Pimco was already whittling its exposure to longer-dated bonds, it wrote at the end of 2024.
"We have been reducing allocations to longer-dated bonds, which we find relatively less attractive. Over time, and at scale, that's the kind of investor behavior that can fulfill the bond vigilante role of disciplining governments by demanding more compensation," the bond firm wrote at the time, adding it was seeing better risk-reward in bonds with shorter maturities.
Indeed, the bond vigilantes that Pimco hinted at have been credited with sending yields higher this year amid trade war and deficit angst.
And more recently, KKR warned that investors shouldn't count on government debt to be the "shock absorbers" that they've relied on to shield them from volatility in the past.
In fact, the market for the debt has been so volatile that it's possible the US Treasury could reduce or even cancel future sales of 30-year bonds to stabilize yields, JPMorgan Asset Management's fixed income head, Bob Michele, said in a TV interview last week. Michele added that the 10-year and 30-year bonds are trading more like risk assets.
"I'm concerned it's going to get worse before it gets better," Michele said of the bond market volatility.
The next auction of 30-year bonds is scheduled for June 12.
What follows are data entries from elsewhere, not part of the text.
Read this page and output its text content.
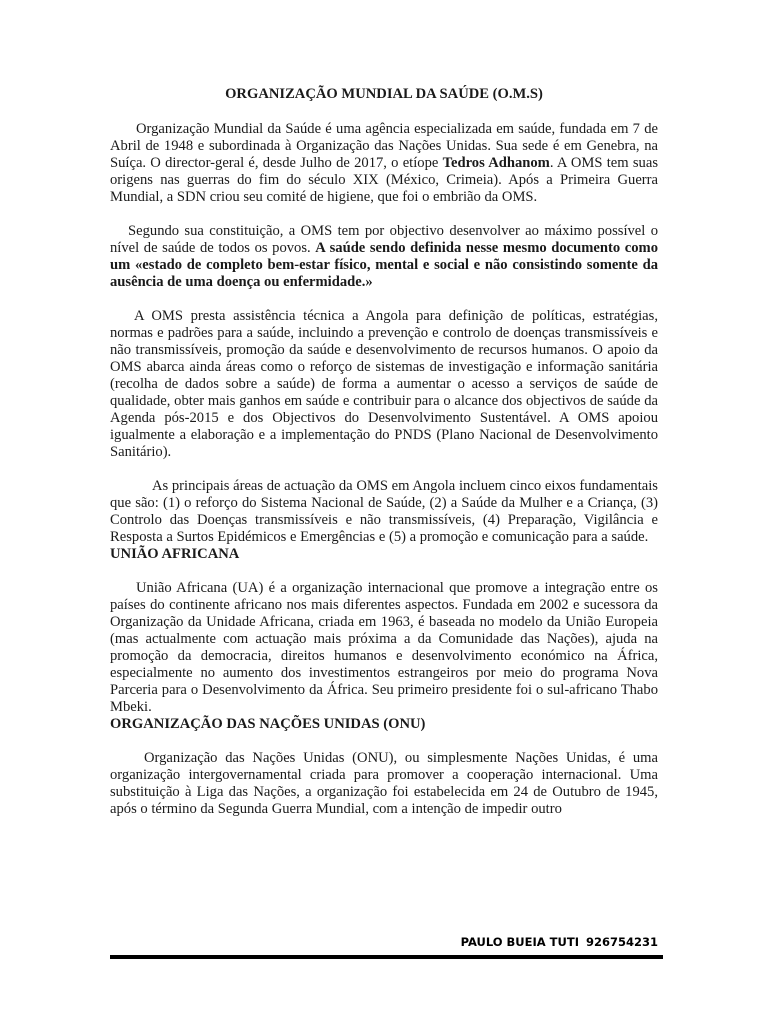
ORGANIZAÇÃO MUNDIAL DA SAÚDE (O.M.S)

Organização Mundial da Saúde é uma agência especializada em saúde, fundada em 7 de Abril de 1948 e subordinada à Organização das Nações Unidas. Sua sede é em Genebra, na Suíça. O director-geral é, desde Julho de 2017, o etíope Tedros Adhanom. A OMS tem suas origens nas guerras do fim do século XIX (México, Crimeia). Após a Primeira Guerra Mundial, a SDN criou seu comité de higiene, que foi o embrião da OMS.

Segundo sua constituição, a OMS tem por objectivo desenvolver ao máximo possível o nível de saúde de todos os povos. A saúde sendo definida nesse mesmo documento como um «estado de completo bem-estar físico, mental e social e não consistindo somente da ausência de uma doença ou enfermidade.»

A OMS presta assistência técnica a Angola para definição de políticas, estratégias, normas e padrões para a saúde, incluindo a prevenção e controlo de doenças transmissíveis e não transmissíveis, promoção da saúde e desenvolvimento de recursos humanos. O apoio da OMS abarca ainda áreas como o reforço de sistemas de investigação e informação sanitária (recolha de dados sobre a saúde) de forma a aumentar o acesso a serviços de saúde de qualidade, obter mais ganhos em saúde e contribuir para o alcance dos objectivos de saúde da Agenda pós-2015 e dos Objectivos do Desenvolvimento Sustentável. A OMS apoiou igualmente a elaboração e a implementação do PNDS (Plano Nacional de Desenvolvimento Sanitário).

As principais áreas de actuação da OMS em Angola incluem cinco eixos fundamentais que são: (1) o reforço do Sistema Nacional de Saúde, (2) a Saúde da Mulher e a Criança, (3) Controlo das Doenças transmissíveis e não transmissíveis, (4) Preparação, Vigilância e Resposta a Surtos Epidémicos e Emergências e (5) a promoção e comunicação para a saúde.

UNIÃO AFRICANA

União Africana (UA) é a organização internacional que promove a integração entre os países do continente africano nos mais diferentes aspectos. Fundada em 2002 e sucessora da Organização da Unidade Africana, criada em 1963, é baseada no modelo da União Europeia (mas actualmente com actuação mais próxima a da Comunidade das Nações), ajuda na promoção da democracia, direitos humanos e desenvolvimento económico na África, especialmente no aumento dos investimentos estrangeiros por meio do programa Nova Parceria para o Desenvolvimento da África. Seu primeiro presidente foi o sul-africano Thabo Mbeki.

ORGANIZAÇÃO DAS NAÇÕES UNIDAS (ONU)

Organização das Nações Unidas (ONU), ou simplesmente Nações Unidas, é uma organização intergovernamental criada para promover a cooperação internacional. Uma substituição à Liga das Nações, a organização foi estabelecida em 24 de Outubro de 1945, após o término da Segunda Guerra Mundial, com a intenção de impedir outro

PAULO BUEIA TUTI 926754231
The 30-year yield is back below 5% this week after climbing above that threshold to the highest level since 2008 in May. However, the concerns that drove yields up haven't abated.
America's fiscal position is still an issue, and the GOP budget bill that passed through the House of Representatives in May could add trillions to the national deficit. Meanwhile, the US is now without a top-tier credit rating after Moody's downgraded its government debt in May.
"We have witnessed what can happen with interest rates if investors are concerned about the fiscal health of an economy," Verdence Capital Advisors CIO, Megan Horneman, said in a recent note. "It is important to remember that long-term rates are tied to net interest costs and many loans, especially mortgages." She added that the coming 30-year auction would be highly important.
But it's not just the US that's seeing investors demand more compensation to hold long-term debt. Governments around the world are seeing yields spiral higher while investors protest heavy government spending and a rapid pace of borrowing.